É urgente a adoção de energias renováveis, mediante instalação de sistema de energias como a solar e a fotovoltaica, em espaços públicos e privados. Isso reduz a dependência de matrizes poluentes. O transporte também precisa merecer apenas combustível limpo, com abandono gradual do venenoso petróleo. Como diz Carlos Nobre, mais carros elétricos na cidade sinalizam economia de mortes precoces. Muitas vidas serão salvas se os atuais veículos movidos a combustível fóssil forem substituídos por aqueles nutridos por etanol, biometano, biogás, eletricidade e outras fontes verdes.
Otimizar o aproveitamento de equipamentos públicos em diferentes momentos do dia e da semana é algo que confere um upgrade significativo à cidade.
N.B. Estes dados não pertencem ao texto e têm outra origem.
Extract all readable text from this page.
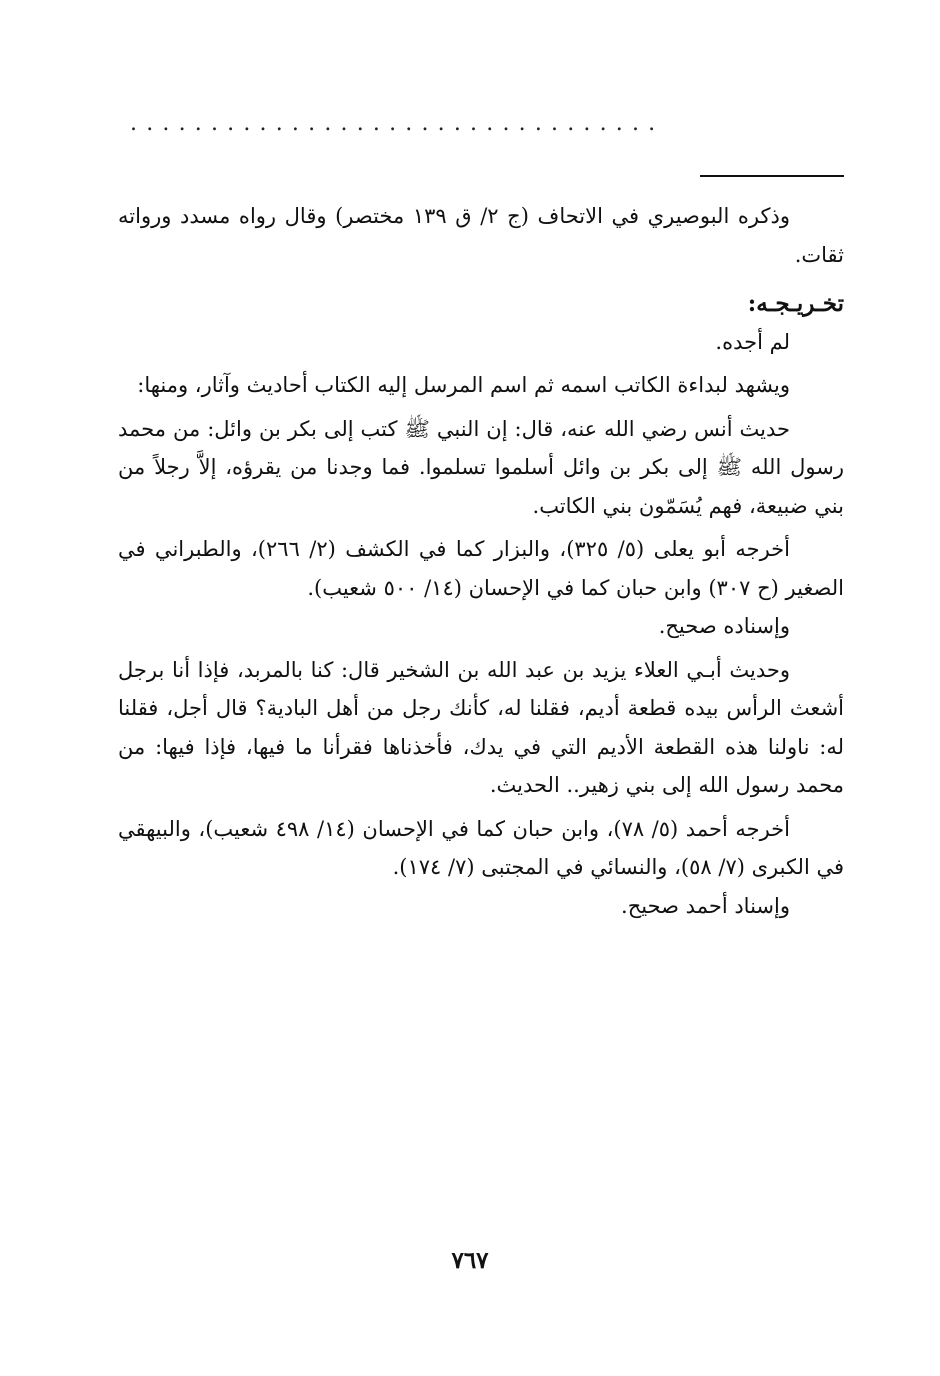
.................................

وذكره البوصيري في الاتحاف (ج ٢/ ق ١٣٩ مختصر) وقال رواه مسدد ورواته ثقات.

تخـريـجـه:

لم أجده.

ويشهد لبداءة الكاتب اسمه ثم اسم المرسل إليه الكتاب أحاديث وآثار، ومنها:

حديث أنس رضي الله عنه، قال: إن النبي ﷺ كتب إلى بكر بن وائل: من محمد رسول الله ﷺ إلى بكر بن وائل أسلموا تسلموا. فما وجدنا من يقرؤه، إلاَّ رجلاً من بني ضبيعة، فهم يُسَمّون بني الكاتب.

أخرجه أبو يعلى (٥/ ٣٢٥)، والبزار كما في الكشف (٢/ ٢٦٦)، والطبراني في الصغير (ح ٣٠٧) وابن حبان كما في الإحسان (١٤/ ٥٠٠ شعيب).

وإسناده صحيح.

وحديث أبـي العلاء يزيد بن عبد الله بن الشخير قال: كنا بالمربد، فإذا أنا برجل أشعث الرأس بيده قطعة أديم، فقلنا له، كأنك رجل من أهل البادية؟ قال أجل، فقلنا له: ناولنا هذه القطعة الأديم التي في يدك، فأخذناها فقرأنا ما فيها، فإذا فيها: من محمد رسول الله إلى بني زهير.. الحديث.

أخرجه أحمد (٥/ ٧٨)، وابن حبان كما في الإحسان (١٤/ ٤٩٨ شعيب)، والبيهقي في الكبرى (٧/ ٥٨)، والنسائي في المجتبى (٧/ ١٧٤).

وإسناد أحمد صحيح.

٧٦٧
Também permitir a utilização de escolas e demais edifícios públicos para outras atividades, principalmente para propiciar à população um refrigério em dias de elevada temperatura, é providência benfazeja.
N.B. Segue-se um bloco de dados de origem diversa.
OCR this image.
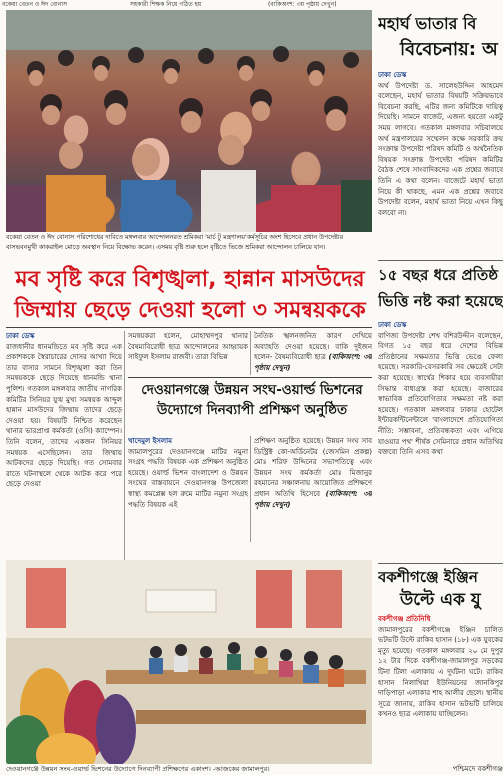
বকেয়া বেতন ও ঈদ বোনাস	সহকারী শিক্ষক নিয়ে গঠিত হয়	(বাকিঅংশ: ৩য় পৃষ্ঠায় দেখুন)
বকেয়া বেতন ও ঈদ বোনাস পরিশোধের দাবিতে মঙ্গলবার আন্দোলনরত শ্রমিকরা 'মার্চ টু মন্ত্রণালয়'কর্মসূচির অংশ হিসেবে প্রধান উপদেষ্টার বাসভবনমুখী কাকরাইল মোড়ে অবস্থান নিয়ে বিক্ষোভ করেন। এসময় বৃষ্টি শুরু হলে বৃষ্টিতে ভিজে শ্রমিকরা আন্দোলন চালিয়ে যান।
মব সৃষ্টি করে বিশৃঙ্খলা, হান্নান মাসউদের
জিম্মায় ছেড়ে দেওয়া হলো ৩ সমন্বয়ককে
ঢাকা ডেস্ক
রাজধানীর ধানমন্ডিতে মব সৃষ্টি করে এক প্রকাশককে স্বৈরাচারের দোসর আখ্যা দিয়ে তার বাসার সামনে বিশৃঙ্খলা করা তিন সমন্বয়ককে ছেড়ে দিয়েছে ধানমন্ডি থানা পুলিশ। গতকাল মঙ্গলবার জাতীয় নাগরিক কমিটির সিনিয়র যুগ্ম মুখ্য সমন্বয়ক আব্দুল হান্নান মাসউদের জিম্মায় তাদের ছেড়ে দেওয়া হয়। বিষয়টি নিশ্চিত করেছেন থানার ভারপ্রাপ্ত কর্মকর্তা (ওসি) ক্যাম্পেন। তিনি বলেন, তাদের একজন সিনিয়র সমন্বয়ক এসেছিলেন। তার জিম্মায় আটকদের ছেড়ে দিয়েছি। গত সোমবার রাতে ঘটনাস্থলে থেকে আটক করে পরে ছেড়ে দেওয়া
সমন্বয়করা হলেন, মোহাম্মদপুর থানার বৈষম্যবিরোধী ছাত্র আন্দোলনের আহ্বায়ক সাইফুল ইসলাম রাজবী। তারা বিভিন্ন
নৈতিক স্খলনজনিত কারণ দেখিয়ে অব্যাহতি দেওয়া হয়েছে। বাকি দুইজন হলেন- বৈষম্যবিরোধী ছাত্র (বাকিঅংশ: ৩য় পৃষ্ঠায় দেখুন)
দেওয়ানগঞ্জে উন্নয়ন সংঘ-ওয়ার্ল্ড ভিশনের
উদ্যোগে দিনব্যাপী প্রশিক্ষণ অনুষ্ঠিত
খাদেমুল ইসলাম
জামালপুরের দেওয়ানগঞ্জে মাটির নমুনা সংগ্রহ পদ্ধতি বিষয়ক এক প্রশিক্ষণ অনুষ্ঠিত হয়েছে। ওয়ার্ল্ড ভিশন বাংলাদেশ ও উন্নয়ন সংঘের বাস্তবায়নে দেওয়ানগঞ্জ উপজেলা স্বাস্থ্য কমপ্লেক্স হল রুমে মাটির নমুনা সংগ্রহ পদ্ধতি বিষয়ক এই
প্রশিক্ষণ অনুষ্ঠিত হয়েছে। উন্নয়ন সংঘ সাব ডিস্ট্রিক্ট কো-অর্ডিনেটর (জেসমিন প্রকল্প) মোঃ শরিফ উদ্দিনের সভাপতিত্বে এবং উন্নয়ন সংঘ কর্মকর্তা মোঃ মিজানুর রহমানের সঞ্চালনায় আয়োজিত প্রশিক্ষণে প্রধান অতিথি হিসেবে (বাকিঅংশ: ৩য় পৃষ্ঠায় দেখুন)
দেওয়ানগঞ্জে উন্নয়ন সংঘ-ওয়ার্ল্ড ভিশনের উদ্যোগে দিনব্যাপী প্রশিক্ষণের একাংশ। -আজকের জামালপুর।
মহার্ঘ ভাতার বি
বিবেচনায়: অ
ঢাকা ডেস্ক
অর্থ উপদেষ্টা ড. সালেহউদ্দিন আহমেদ বলেছেন, মহার্ঘ ভাতার বিষয়টি সক্রিয়ভাবে বিবেচনা করছি, এটির জন্য কমিটিকে দায়িত্ব দিয়েছি। সামনে বাজেট, এজন্য হয়তো একটু সময় লাগবে। গতকাল মঙ্গলবার সচিবালয়ে অর্থ মন্ত্রণালয়ের সম্মেলন কক্ষে সরকারি ক্রয় সংক্রান্ত উপদেষ্টা পরিষদ কমিটি ও অর্থনৈতিক বিষয়ক সংক্রান্ত উপদেষ্টা পরিষদ কমিটির বৈঠক শেষে সাংবাদিকদের এক প্রশ্নের জবাবে তিনি এ কথা বলেন। বাজেটে মহার্ঘ ভাতা নিয়ে কী থাকছে, এমন এক প্রশ্নের জবাবে উপদেষ্টা বলেন, মহার্ঘ ভাতা নিয়ে এখন কিছু বলবো না।
১৫ বছর ধরে প্রতিষ্ঠ
ভিত্তি নষ্ট করা হয়েছে
ঢাকা ডেস্ক
বাণিজ্য উপদেষ্টা শেখ বশিরউদ্দীন বলেছেন, বিগত ১৫ বছর ধরে দেশের বিভিন্ন প্রতিষ্ঠানের সক্ষমতার ভিত্তি ভেঙে ফেলা হয়েছে। সরকারি-বেসরকারি সব ক্ষেত্রেই সেটা করা হয়েছে। স্বার্থের শিকার হয়ে ব্যবসায়ীরা সিদ্ধান্ত বাধ্যগ্রস্ত করা হয়েছে। বাজারের স্বাভাবিক প্রতিযোগিতার সক্ষমতা নষ্ট করা হয়েছে। গতকাল মঙ্গলবার ঢাকার হোটেল ইন্টারকন্টিনেন্টালে 'বাংলাদেশে প্রতিযোগিতা নীতি: সম্ভাবনা, প্রতিবন্ধকতা এবং এগিয়ে যাওয়ার পথ' শীর্ষক সেমিনারে প্রধান অতিথির বক্তব্যে তিনি এসব কথা
বকশীগঞ্জে ইঞ্জিন
উল্টে এক যু
বকশীগঞ্জ প্রতিনিধি
জামালপুরের বকশীগঞ্জে ইঞ্জিন চালিত ভটভটি উল্টে রাকিব হাসান (১৮) এক যুবকের মৃত্যু হয়েছে। গতকাল মঙ্গলবার ২০ মে দুপুর ১২ টার দিকে বকশীগঞ্জ-জামালপুর সড়কের টিনা টিলা এলাকায় এ দুর্ঘটনা ঘটে। রাকিব হাসান নিলাখিয়া ইউনিয়নের জানকিপুর দাড়িপাড়া এলাকার শাহ আলীর ছেলে। স্থানীয় সূত্রে জানায়, রাকিব হাসান ভটভটি চালিয়ে কখনও ছাত্র এলাকায় যাচ্ছিলেন।
পশ্চিমদে বকশীগঞ্জ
De igual forma, reduzir o espaço reservado ao trânsito para convertê-lo em área de convívio é outra iniciativa exemplar. Os “jardins de bolso” ou “pocket parks”, com assentos, mesas e arborização adequada, constituem um oásis de que as cidades têm crescente necessidade.
A prioridade, nas cidades, deve ser sempre o pedestre. Isso já é válido em locais bem civilizados, como Tóquio e Paris. Aqui, são abundantes as placas “La priorité est le pieton”. Aqui no Brasil, ainda deixamos muito a desejar nesse índice civilizatório.
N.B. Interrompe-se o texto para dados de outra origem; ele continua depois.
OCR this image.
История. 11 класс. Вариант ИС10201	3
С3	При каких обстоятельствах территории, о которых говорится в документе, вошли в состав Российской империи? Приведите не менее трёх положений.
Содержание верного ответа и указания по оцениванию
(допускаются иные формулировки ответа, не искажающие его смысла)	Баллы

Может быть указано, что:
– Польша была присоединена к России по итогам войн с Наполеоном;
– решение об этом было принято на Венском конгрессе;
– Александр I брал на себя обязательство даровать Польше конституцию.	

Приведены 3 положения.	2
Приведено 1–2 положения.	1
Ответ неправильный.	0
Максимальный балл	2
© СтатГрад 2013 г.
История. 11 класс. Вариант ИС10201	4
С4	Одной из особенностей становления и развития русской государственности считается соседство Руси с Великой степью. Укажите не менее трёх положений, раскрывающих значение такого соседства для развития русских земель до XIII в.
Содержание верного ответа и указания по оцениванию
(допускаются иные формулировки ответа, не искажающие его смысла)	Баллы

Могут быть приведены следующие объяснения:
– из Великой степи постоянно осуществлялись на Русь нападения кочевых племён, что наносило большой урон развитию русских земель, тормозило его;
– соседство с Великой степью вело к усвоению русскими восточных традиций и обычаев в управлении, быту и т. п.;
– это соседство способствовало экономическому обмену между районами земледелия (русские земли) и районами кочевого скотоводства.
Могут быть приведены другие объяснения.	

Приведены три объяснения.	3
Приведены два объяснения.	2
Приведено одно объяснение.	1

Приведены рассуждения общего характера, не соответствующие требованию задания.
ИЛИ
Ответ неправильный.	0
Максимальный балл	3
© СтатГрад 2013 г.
É preciso ter coragem para deixar o centro para os pedestres, para dificultar o acesso de veículos a determinadas partes da cidade, para adotar o “trafic calming”, elevando-se o leito carroçável para o nível do passeio e aumento da área destinada à mobilidade ativa, seja com o andar a pé ou de bicicleta. Também é urgente a multiplicação de ciclovias e de faixas para o fluxo de pedestre, já que isso dá mais segurança para o tráfego de pessoas e ciclistas, além de desafogar o trânsito. Também os passeios merecem um olhar especial. Trocar o concreto por materiais que permitam melhor absorção da água e instalar rampas para dar acesso universal, atendem à necessidade de preparo da cidade para o envelhecimento da população.
A cidadania tem o direito-dever de oferecer mais sugestões. Afinal, é na cidade que se desenvolvem nossas atividades e acontece a nossa vida. Cuidemos dela, melhoremos suas condições, tornemo-las como as desejamos. A responsabilidade também é nossa, não apenas da administração pública.